Question

Suppose 40% of the population of pre-teens have a TV in their bedroom. If a random sample of 500 pre-teens is drawn from the population, then the probability that 44% or fewer of the pre-teens have a TV in their bedroom is

Answer 1

The probability that 44% or fewer of the pre-teens have a TV in their bedroom is 96.64%.

Explanation:

Problems of normally distributed samples are solved using the z-score formula.

In a set with mean
`\mu` and standard deviation
`\sigma`, the zscore of a measure X is given by:

`Z = (X - \mu)/(\sigma)`

The Z-score measures how many standard deviations the measure is from the mean. After finding the Z-score, we look at the z-score table and find the p-value associated with this z-score.
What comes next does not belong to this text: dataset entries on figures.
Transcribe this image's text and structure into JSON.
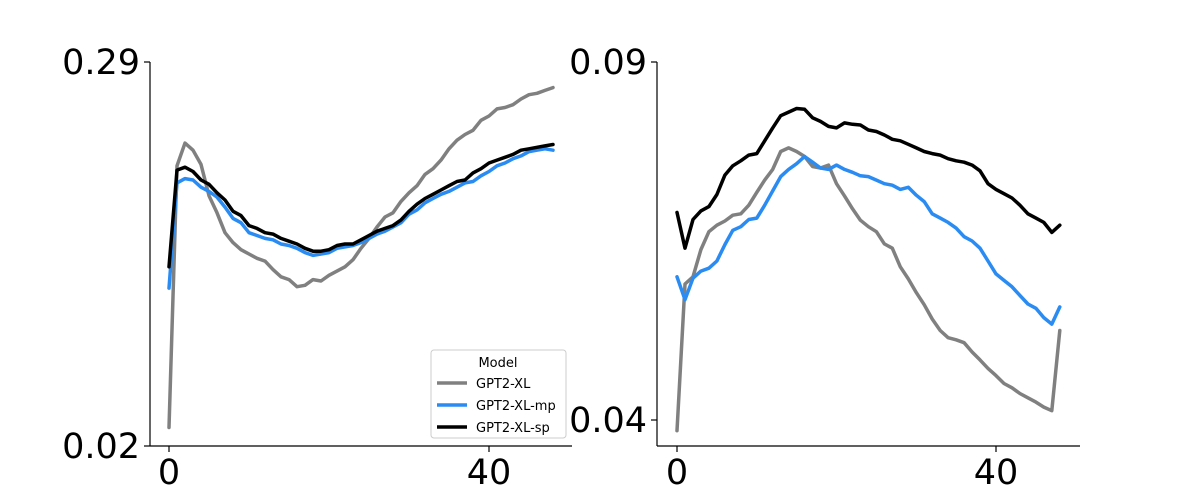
{
  "colors": {
    "GPT2-XL": "#808080",
    "GPT2-XL-mp": "#2a8cf2",
    "GPT2-XL-sp": "#000000"
  },
  "legend": {
    "title": "Model",
    "entries": [
      "GPT2-XL",
      "GPT2-XL-mp",
      "GPT2-XL-sp"
    ],
    "placement": "lower-right of left panel"
  },
  "chart_data": [
    {
      "type": "line",
      "title": "",
      "xlabel": "",
      "ylabel": "",
      "xlim": [
        -1,
        50
      ],
      "ylim": [
        0.02,
        0.29
      ],
      "xticks": [
        0,
        40
      ],
      "yticks": [
        0.29,
        0.02
      ],
      "xtick_labels": [
        "0",
        "40"
      ],
      "ytick_labels": [
        "0.29",
        "0.02"
      ],
      "grid": false,
      "series": [
        {
          "name": "GPT2-XL",
          "x": [
            0,
            1,
            2,
            3,
            4,
            5,
            6,
            7,
            8,
            9,
            10,
            11,
            12,
            13,
            14,
            15,
            16,
            17,
            18,
            19,
            20,
            21,
            22,
            23,
            24,
            25,
            26,
            27,
            28,
            29,
            30,
            31,
            32,
            33,
            34,
            35,
            36,
            37,
            38,
            39,
            40,
            41,
            42,
            43,
            44,
            45,
            46,
            47,
            48
          ],
          "y": [
            0.033,
            0.217,
            0.233,
            0.228,
            0.218,
            0.196,
            0.184,
            0.17,
            0.163,
            0.158,
            0.155,
            0.152,
            0.15,
            0.144,
            0.139,
            0.137,
            0.132,
            0.133,
            0.137,
            0.136,
            0.14,
            0.143,
            0.146,
            0.151,
            0.159,
            0.166,
            0.174,
            0.181,
            0.184,
            0.192,
            0.198,
            0.203,
            0.211,
            0.215,
            0.221,
            0.229,
            0.235,
            0.239,
            0.242,
            0.249,
            0.252,
            0.257,
            0.258,
            0.26,
            0.264,
            0.267,
            0.268,
            0.27,
            0.272
          ]
        },
        {
          "name": "GPT2-XL-mp",
          "x": [
            0,
            1,
            2,
            3,
            4,
            5,
            6,
            7,
            8,
            9,
            10,
            11,
            12,
            13,
            14,
            15,
            16,
            17,
            18,
            19,
            20,
            21,
            22,
            23,
            24,
            25,
            26,
            27,
            28,
            29,
            30,
            31,
            32,
            33,
            34,
            35,
            36,
            37,
            38,
            39,
            40,
            41,
            42,
            43,
            44,
            45,
            46,
            47,
            48
          ],
          "y": [
            0.131,
            0.205,
            0.208,
            0.207,
            0.202,
            0.199,
            0.195,
            0.188,
            0.18,
            0.177,
            0.17,
            0.168,
            0.166,
            0.165,
            0.162,
            0.161,
            0.159,
            0.156,
            0.154,
            0.155,
            0.156,
            0.159,
            0.16,
            0.161,
            0.163,
            0.166,
            0.169,
            0.171,
            0.174,
            0.177,
            0.183,
            0.186,
            0.191,
            0.194,
            0.197,
            0.199,
            0.202,
            0.205,
            0.206,
            0.21,
            0.213,
            0.217,
            0.219,
            0.222,
            0.224,
            0.227,
            0.228,
            0.229,
            0.228
          ]
        },
        {
          "name": "GPT2-XL-sp",
          "x": [
            0,
            1,
            2,
            3,
            4,
            5,
            6,
            7,
            8,
            9,
            10,
            11,
            12,
            13,
            14,
            15,
            16,
            17,
            18,
            19,
            20,
            21,
            22,
            23,
            24,
            25,
            26,
            27,
            28,
            29,
            30,
            31,
            32,
            33,
            34,
            35,
            36,
            37,
            38,
            39,
            40,
            41,
            42,
            43,
            44,
            45,
            46,
            47,
            48
          ],
          "y": [
            0.146,
            0.214,
            0.216,
            0.213,
            0.207,
            0.204,
            0.198,
            0.193,
            0.185,
            0.182,
            0.175,
            0.173,
            0.17,
            0.169,
            0.166,
            0.164,
            0.162,
            0.159,
            0.157,
            0.157,
            0.158,
            0.161,
            0.162,
            0.162,
            0.165,
            0.168,
            0.171,
            0.173,
            0.175,
            0.179,
            0.185,
            0.19,
            0.194,
            0.197,
            0.2,
            0.203,
            0.206,
            0.207,
            0.212,
            0.215,
            0.219,
            0.221,
            0.223,
            0.225,
            0.228,
            0.229,
            0.23,
            0.231,
            0.232
          ]
        }
      ]
    },
    {
      "type": "line",
      "title": "",
      "xlabel": "",
      "ylabel": "",
      "xlim": [
        -1,
        50
      ],
      "ylim": [
        0.0385,
        0.09
      ],
      "xticks": [
        0,
        40
      ],
      "yticks": [
        0.09,
        0.04
      ],
      "xtick_labels": [
        "0",
        "40"
      ],
      "ytick_labels": [
        "0.09",
        "0.04"
      ],
      "grid": false,
      "series": [
        {
          "name": "GPT2-XL",
          "x": [
            0,
            1,
            2,
            3,
            4,
            5,
            6,
            7,
            8,
            9,
            10,
            11,
            12,
            13,
            14,
            15,
            16,
            17,
            18,
            19,
            20,
            21,
            22,
            23,
            24,
            25,
            26,
            27,
            28,
            29,
            30,
            31,
            32,
            33,
            34,
            35,
            36,
            37,
            38,
            39,
            40,
            41,
            42,
            43,
            44,
            45,
            46,
            47,
            48
          ],
          "y": [
            0.0385,
            0.059,
            0.06,
            0.0638,
            0.0663,
            0.0672,
            0.0678,
            0.0686,
            0.0688,
            0.07,
            0.0718,
            0.0735,
            0.075,
            0.0775,
            0.078,
            0.0775,
            0.0768,
            0.0754,
            0.0752,
            0.0756,
            0.073,
            0.0713,
            0.0695,
            0.0679,
            0.067,
            0.0663,
            0.0646,
            0.064,
            0.0614,
            0.0597,
            0.0578,
            0.0561,
            0.0541,
            0.0525,
            0.0515,
            0.0512,
            0.0508,
            0.0495,
            0.0484,
            0.0472,
            0.0462,
            0.0451,
            0.0445,
            0.0437,
            0.0431,
            0.0425,
            0.0418,
            0.0413,
            0.0525
          ]
        },
        {
          "name": "GPT2-XL-mp",
          "x": [
            0,
            1,
            2,
            3,
            4,
            5,
            6,
            7,
            8,
            9,
            10,
            11,
            12,
            13,
            14,
            15,
            16,
            17,
            18,
            19,
            20,
            21,
            22,
            23,
            24,
            25,
            26,
            27,
            28,
            29,
            30,
            31,
            32,
            33,
            34,
            35,
            36,
            37,
            38,
            39,
            40,
            41,
            42,
            43,
            44,
            45,
            46,
            47,
            48
          ],
          "y": [
            0.06,
            0.0568,
            0.0598,
            0.0608,
            0.0612,
            0.0622,
            0.0645,
            0.0665,
            0.067,
            0.068,
            0.0682,
            0.07,
            0.072,
            0.074,
            0.075,
            0.0758,
            0.0768,
            0.076,
            0.0752,
            0.075,
            0.0756,
            0.075,
            0.0746,
            0.0741,
            0.074,
            0.0735,
            0.073,
            0.0728,
            0.0722,
            0.0725,
            0.0714,
            0.0705,
            0.0688,
            0.0682,
            0.0676,
            0.0668,
            0.0656,
            0.065,
            0.064,
            0.0622,
            0.0604,
            0.0595,
            0.0586,
            0.0574,
            0.0562,
            0.0556,
            0.0543,
            0.0534,
            0.0558
          ]
        },
        {
          "name": "GPT2-XL-sp",
          "x": [
            0,
            1,
            2,
            3,
            4,
            5,
            6,
            7,
            8,
            9,
            10,
            11,
            12,
            13,
            14,
            15,
            16,
            17,
            18,
            19,
            20,
            21,
            22,
            23,
            24,
            25,
            26,
            27,
            28,
            29,
            30,
            31,
            32,
            33,
            34,
            35,
            36,
            37,
            38,
            39,
            40,
            41,
            42,
            43,
            44,
            45,
            46,
            47,
            48
          ],
          "y": [
            0.069,
            0.064,
            0.068,
            0.0692,
            0.0698,
            0.0715,
            0.0742,
            0.0755,
            0.0762,
            0.077,
            0.0772,
            0.079,
            0.0808,
            0.0825,
            0.083,
            0.0835,
            0.0834,
            0.0822,
            0.0817,
            0.081,
            0.0808,
            0.0815,
            0.0813,
            0.0812,
            0.0805,
            0.0803,
            0.0798,
            0.0792,
            0.079,
            0.0785,
            0.078,
            0.0775,
            0.0772,
            0.077,
            0.0765,
            0.0762,
            0.076,
            0.0756,
            0.0748,
            0.073,
            0.0722,
            0.0716,
            0.071,
            0.07,
            0.0688,
            0.0682,
            0.0676,
            0.0662,
            0.0672
          ]
        }
      ]
    }
  ]
}
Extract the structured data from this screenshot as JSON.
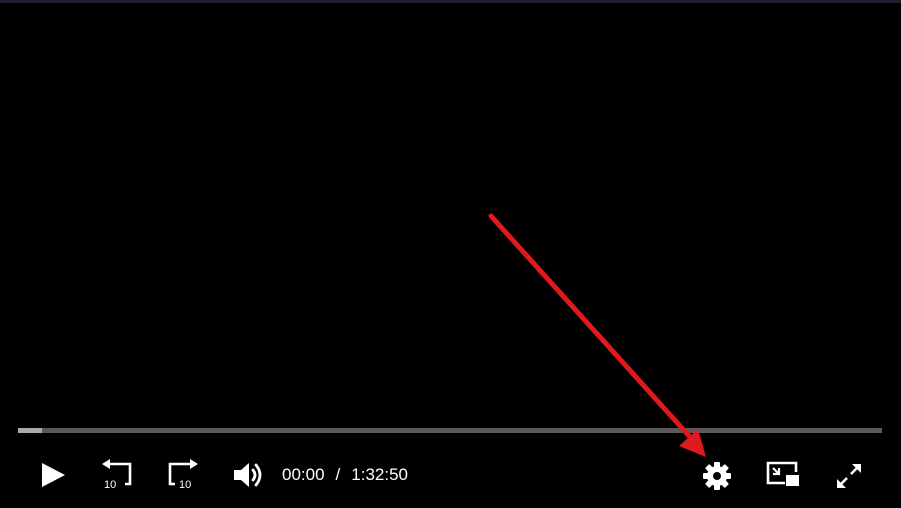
{
  "player": {
    "current_time": "00:00",
    "separator": "/",
    "duration": "1:32:50",
    "buffered_fraction": 0.028,
    "colors": {
      "background": "#000000",
      "track": "#5a5a5a",
      "buffered": "#a9a9a9",
      "icons": "#ffffff",
      "annotation_arrow": "#e0191f"
    },
    "controls": {
      "play": {
        "icon": "play-icon"
      },
      "rewind": {
        "icon": "rewind-10-icon",
        "label": "10"
      },
      "forward": {
        "icon": "forward-10-icon",
        "label": "10"
      },
      "volume": {
        "icon": "volume-icon"
      },
      "settings": {
        "icon": "gear-icon"
      },
      "pip": {
        "icon": "picture-in-picture-icon"
      },
      "fullscreen": {
        "icon": "fullscreen-icon"
      }
    }
  }
}
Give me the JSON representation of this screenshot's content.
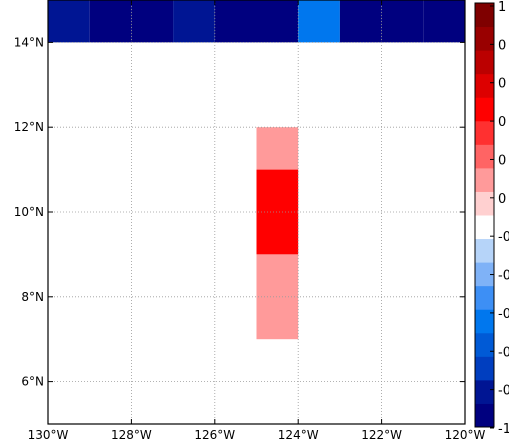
{
  "chart_data": {
    "type": "heatmap",
    "title": "",
    "xlabel": "",
    "ylabel": "",
    "x_axis": {
      "range": [
        -130,
        -120
      ],
      "ticks": [
        -130,
        -128,
        -126,
        -124,
        -122,
        -120
      ],
      "tick_labels": [
        "130°W",
        "128°W",
        "126°W",
        "124°W",
        "122°W",
        "120°W"
      ]
    },
    "y_axis": {
      "range": [
        5,
        15
      ],
      "ticks": [
        6,
        8,
        10,
        12,
        14
      ],
      "tick_labels": [
        "6°N",
        "8°N",
        "10°N",
        "12°N",
        "14°N"
      ]
    },
    "grid": true,
    "cells": [
      {
        "lon": [
          -130,
          -129
        ],
        "lat": [
          14,
          15
        ],
        "value": -0.8
      },
      {
        "lon": [
          -129,
          -128
        ],
        "lat": [
          14,
          15
        ],
        "value": -0.9
      },
      {
        "lon": [
          -128,
          -127
        ],
        "lat": [
          14,
          15
        ],
        "value": -1.0
      },
      {
        "lon": [
          -127,
          -126
        ],
        "lat": [
          14,
          15
        ],
        "value": -0.8
      },
      {
        "lon": [
          -126,
          -125
        ],
        "lat": [
          14,
          15
        ],
        "value": -0.9
      },
      {
        "lon": [
          -125,
          -124
        ],
        "lat": [
          14,
          15
        ],
        "value": -1.0
      },
      {
        "lon": [
          -124,
          -123
        ],
        "lat": [
          14,
          15
        ],
        "value": -0.55
      },
      {
        "lon": [
          -123,
          -122
        ],
        "lat": [
          14,
          15
        ],
        "value": -1.0
      },
      {
        "lon": [
          -122,
          -121
        ],
        "lat": [
          14,
          15
        ],
        "value": -1.0
      },
      {
        "lon": [
          -121,
          -120
        ],
        "lat": [
          14,
          15
        ],
        "value": -1.0
      },
      {
        "lon": [
          -125,
          -124
        ],
        "lat": [
          11,
          12
        ],
        "value": 0.15
      },
      {
        "lon": [
          -125,
          -124
        ],
        "lat": [
          9,
          11
        ],
        "value": 0.45
      },
      {
        "lon": [
          -125,
          -124
        ],
        "lat": [
          7,
          9
        ],
        "value": 0.15
      }
    ],
    "colorbar": {
      "range": [
        -1,
        1
      ],
      "colors": [
        "#00007f",
        "#001593",
        "#003ebf",
        "#005ad6",
        "#0077ee",
        "#3d8ff5",
        "#7fb2f7",
        "#b6d4f9",
        "#ffffff",
        "#ffd0d0",
        "#ff9a9a",
        "#ff6464",
        "#ff3030",
        "#ff0000",
        "#dd0000",
        "#bb0000",
        "#990000",
        "#7f0000"
      ],
      "tick_labels": [
        "1",
        "0",
        "0",
        "0",
        "0",
        "0",
        "-0",
        "-0",
        "-0",
        "-0",
        "-0",
        "-1"
      ]
    }
  }
}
This p-value is the probability that the value of the measure is smaller than X, that is, the percentile of X. Subtracting 1 by the pvalue, we get the probability that the value of the measure is greater than X.

For a proportion p in a sample of size n, we have that
`\mu = p, \sigma = \sqrt{(p(1-p))/(n)}`

In this problem:

`\mu = 0.4, \sigma = \sqrt{(0.4*0.6)/(500)} = 0.0219`

The probability that 44% or fewer of the pre-teens have a TV in their bedroom is

This is the pvalue of Z when X = 0.44. So

`Z = (X - \mu)/(\sigma)`

`Z = (0.44 - 0.4)/(0.0219)`

`Z = 1.83`

`Z = 1.83` has a pvalue of 0.9664

The probability that 44% or fewer of the pre-teens have a TV in their bedroom is 96.64%.